Von Trier wyznał "Politiken", że scenariusz do zrealizowanego w 2003 roku filmu "Dogville" napisał w trakcie 12-dniowego narkotykowego ciągu. Dla porównania, ostatnie dzieło reżysera - "Nimfomanka" - powstawała na papierze półtorej roku. W tym czasie artysta był już trzeźwy.


http://film.interia.pl/wiadomosci/f...e=paste&utm_medium=paste&utm_campaign=firefox
pff nic nowego. kukiz tez przestal chlac i co z niego wyroslo?
 

Ciek

Miejsce na Twoją reklamę
Członek Załogi
4 872
12 259
http://kulturaliberalna.pl/2014/12/02/jacek-dukaj-interstellar/ Bardzo fajny tekst Jacka Dukaja, w zasadzie nie wiedziałem gdzie to wrzucić, ale najwięcej jest o filmie (Interstellar), więc ląduje tutaj.

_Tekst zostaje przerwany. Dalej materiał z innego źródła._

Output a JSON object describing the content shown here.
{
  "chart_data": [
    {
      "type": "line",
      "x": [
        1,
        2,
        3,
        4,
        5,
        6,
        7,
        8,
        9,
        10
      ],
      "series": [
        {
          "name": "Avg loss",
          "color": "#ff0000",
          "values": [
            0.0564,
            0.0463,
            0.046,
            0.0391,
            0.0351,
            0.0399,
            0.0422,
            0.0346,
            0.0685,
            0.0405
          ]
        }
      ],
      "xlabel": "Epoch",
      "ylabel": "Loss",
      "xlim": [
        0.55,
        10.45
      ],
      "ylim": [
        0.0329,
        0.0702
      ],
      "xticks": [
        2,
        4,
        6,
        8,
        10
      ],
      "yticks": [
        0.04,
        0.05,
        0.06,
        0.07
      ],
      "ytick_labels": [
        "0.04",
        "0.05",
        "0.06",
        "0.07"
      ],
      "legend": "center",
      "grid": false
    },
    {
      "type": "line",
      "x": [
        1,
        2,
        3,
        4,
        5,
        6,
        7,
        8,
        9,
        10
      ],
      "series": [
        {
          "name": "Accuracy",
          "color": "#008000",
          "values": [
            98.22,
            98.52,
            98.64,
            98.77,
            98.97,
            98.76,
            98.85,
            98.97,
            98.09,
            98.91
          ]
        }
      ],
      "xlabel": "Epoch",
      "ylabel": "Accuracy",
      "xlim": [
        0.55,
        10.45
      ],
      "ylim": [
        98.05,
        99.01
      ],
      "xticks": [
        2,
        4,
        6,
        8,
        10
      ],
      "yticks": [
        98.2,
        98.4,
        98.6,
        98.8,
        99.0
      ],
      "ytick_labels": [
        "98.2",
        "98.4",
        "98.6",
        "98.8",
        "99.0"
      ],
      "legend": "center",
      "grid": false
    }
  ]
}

W środku, między innymi, potwierdzenie Ogólnej Teorii Wszystkiego autorstwa @Zbyszek_Z "superprodukcja filmowa, aby odnieść sukces, musi zawierać elementy fantastyczne" oraz wspomnienie ciekawego (moim zdaniem), niskobudżetowego s-f Europa Report podrzuconego przez @Mad.lock.
 

pampalini

krzewiciel słuszności
Członek Załogi
3 585
6 855
"Kosogłos" bardzo mi się podobał. Dopiero teraz cała seria nabrała sensu. Mam parę przemyśleń, ale nie chce mi się rozpisywać. 8/10
 

FatBantha

sprzedawca niszowych etosów
Członek Załogi
8 902
25 790
http://kulturaliberalna.pl/2014/12/02/jacek-dukaj-interstellar/ Bardzo fajny tekst Jacka Dukaja, w zasadzie nie wiedziałem gdzie to wrzucić, ale najwięcej jest o filmie (Interstellar), więc ląduje tutaj.
Generalnie narzekanie na to, że za SF uznawane są space opery i fantasy z technologicznymi gadżetami nowe nie jest. Pamiętam jeszcze felietiony Asimova, w których były zastrzeżenia wymierzone w dokładnie to samo. Podobnie z uwagami dotyczącymi zapóźnienia kina do literatury z tego gatunku. Tyle literek, a nic nowego...
W środku, między innymi, potwierdzenie Ogólnej Teorii Wszystkiego autorstwa @Zbyszek_Z "superprodukcja filmowa, aby odnieść sukces, musi zawierać elementy fantastyczne" oraz wspomnienie ciekawego (moim zdaniem), niskobudżetowego s-f Europa Report podrzuconego przez @Mad.lock.
O, a o czym to? O obradach Unioparlamentu Europejskiego w pobliżu Jowisza? O kosmo-rurkowcach żyjących pod pokrywą lodową spowodowaną zmianami klimatu?
"Kosogłos" bardzo mi się podobał. Dopiero teraz cała seria nabrała sensu. Mam parę przemyśleń, ale nie chce mi się rozpisywać. 8/10
Co to za opierdalanie się? W robocie tak rób, a nie na libnecie!

Dla mnie to jest od początku bardzo przyjemna seria, chociaż najnowszej części nie widziałem. Co prawda protagonistka jest sztywna jak pal Azji, ale z drugiej strony jest przecież tylko pionkiem. Na akapowych wyprzedażach dałaby radę.